Title: Single-Channel Mixed Speech Recognition Using Deep Neural Networks
Speaker: Dr. Dong Yu
Time: 13:30~14:30 ,Nov.10,2014
Address: 信电系215会议室
Abstract:
While significant progress has been made in improving the noise robustness of speech recognition systems, recognizing speech in the presence of a competing talker remains one of the most challenging unsolved problems in the field. In this talk, I will present our first attempt in attacking this problem using deep neural networks (DNNs). Our approach adopted a multi-style training strategy using artificially mixed speech data. I will discuss the strengths and weaknesses of several different setups that we have investigated including a WFST-based two-talker decoder to work with the trained DNNs. Experiments on the 2006 speech separation and recognition challenge task demonstrate that the proposed DNN-based system has remarkable robustness to the interference of a competing speaker. The best setup of our proposed systems achieves an overall WER of 18.8% which improves upon the results obtained by the state-of-the-art IBM superhuman system by 2.8% absolute, with fewer assumptions.
Biography:
Dr. Dong Yu is a principal researcher at Microsoft Research. His research interests include speech processing, robust speech recognition, discriminative training, and machine learning. He has published over 140 papers in these areas and is the inventor/coinventor of more than 50 granted/pending patents. His work context-dependent deep neural network hidden Markov model (CD-DNN-HMM) has helped to shape the new direction on large vacabulary speech recognition research and was recognized by the IEEE SPS 2013 best paper award. Most recently, he has focused on applying computational networks, a generalization of many neural network models, to speech recognition.

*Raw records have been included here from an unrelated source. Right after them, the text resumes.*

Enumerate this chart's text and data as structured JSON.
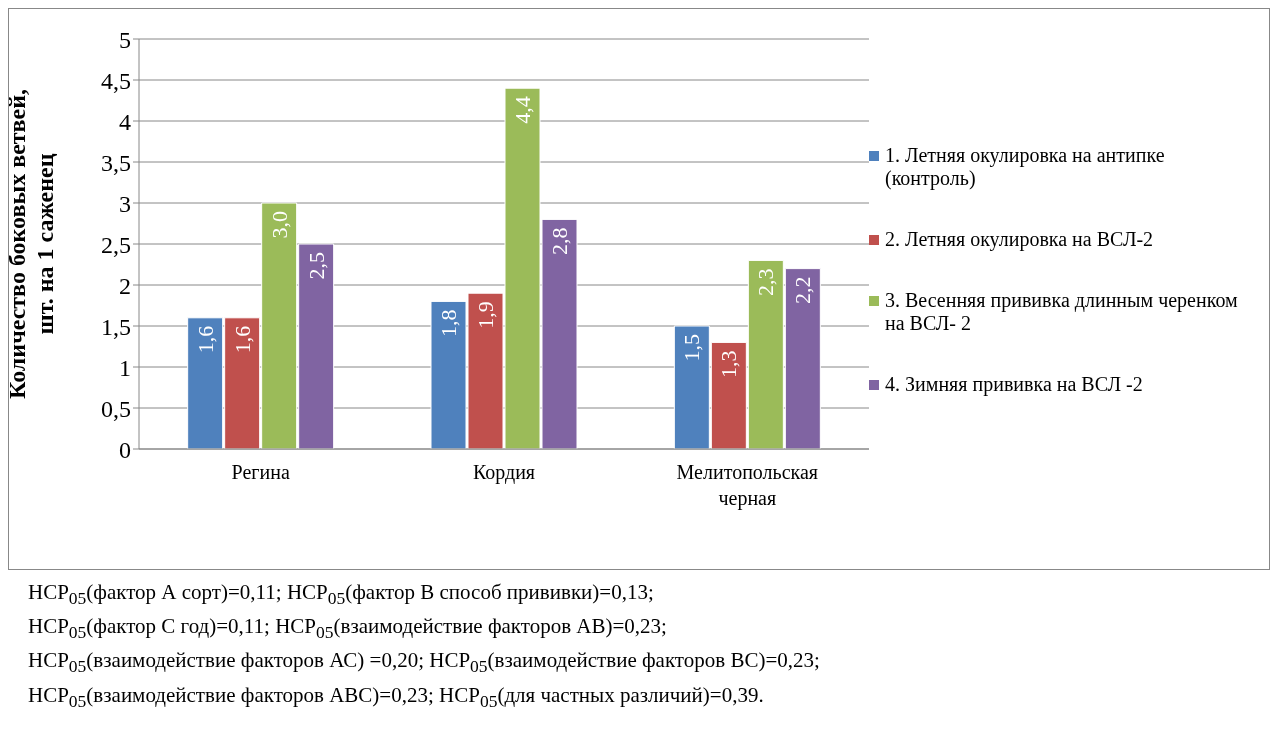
{
  "chart_data": {
    "type": "bar",
    "ylabel": "Количество боковых ветвей,\nшт. на 1 саженец",
    "categories": [
      "Регина",
      "Кордия",
      "Мелитопольская черная"
    ],
    "series": [
      {
        "name": "1. Летняя окулировка на антипке (контроль)",
        "color": "#4f81bd",
        "values": [
          1.6,
          1.8,
          1.5
        ],
        "value_labels": [
          "1,6",
          "1,8",
          "1,5"
        ]
      },
      {
        "name": "2. Летняя окулировка на ВСЛ-2",
        "color": "#c0504d",
        "values": [
          1.6,
          1.9,
          1.3
        ],
        "value_labels": [
          "1,6",
          "1,9",
          "1,3"
        ]
      },
      {
        "name": "3. Весенняя прививка длинным черенком на ВСЛ- 2",
        "color": "#9bbb59",
        "values": [
          3.0,
          4.4,
          2.3
        ],
        "value_labels": [
          "3,0",
          "4,4",
          "2,3"
        ]
      },
      {
        "name": "4. Зимняя прививка на ВСЛ -2",
        "color": "#8064a2",
        "values": [
          2.5,
          2.8,
          2.2
        ],
        "value_labels": [
          "2,5",
          "2,8",
          "2,2"
        ]
      }
    ],
    "ylim": [
      0,
      5
    ],
    "yticks": [
      0,
      {
        "value": 0.5,
        "label": "0,5"
      },
      1,
      {
        "value": 1.5,
        "label": "1,5"
      },
      2,
      {
        "value": 2.5,
        "label": "2,5"
      },
      3,
      {
        "value": 3.5,
        "label": "3,5"
      },
      4,
      {
        "value": 4.5,
        "label": "4,5"
      },
      5
    ],
    "grid": "y",
    "legend": "right",
    "annotations": [
      "НСР$_{05}$(фактор А сорт)=0,11;  НСР$_{05}$(фактор В способ прививки)=0,13;",
      "НСР$_{05}$(фактор С год)=0,11; НСР$_{05}$(взаимодействие факторов АВ)=0,23;",
      "НСР$_{05}$(взаимодействие факторов АС) =0,20; НСР$_{05}$(взаимодействие факторов ВС)=0,23;",
      "НСР$_{05}$(взаимодействие факторов АВС)=0,23; НСР$_{05}$(для частных различий)=0,39."
    ]
  }
}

Dr. Dong Yu is currently serving as a member of the IEEE Speech and Language Processing Technical Committee (2013-) and an associate editor of IEEE Transactions on Audio, Speech, and Language Processing (2011-). He has served as an associated editor of IEEE Signal Processing Magazine (2008-2011) and the leader guest-editor of IEEE Transactions on Audio, Speech, and Language Processing – special issue on deep learning for speech and language processing (2010-2011).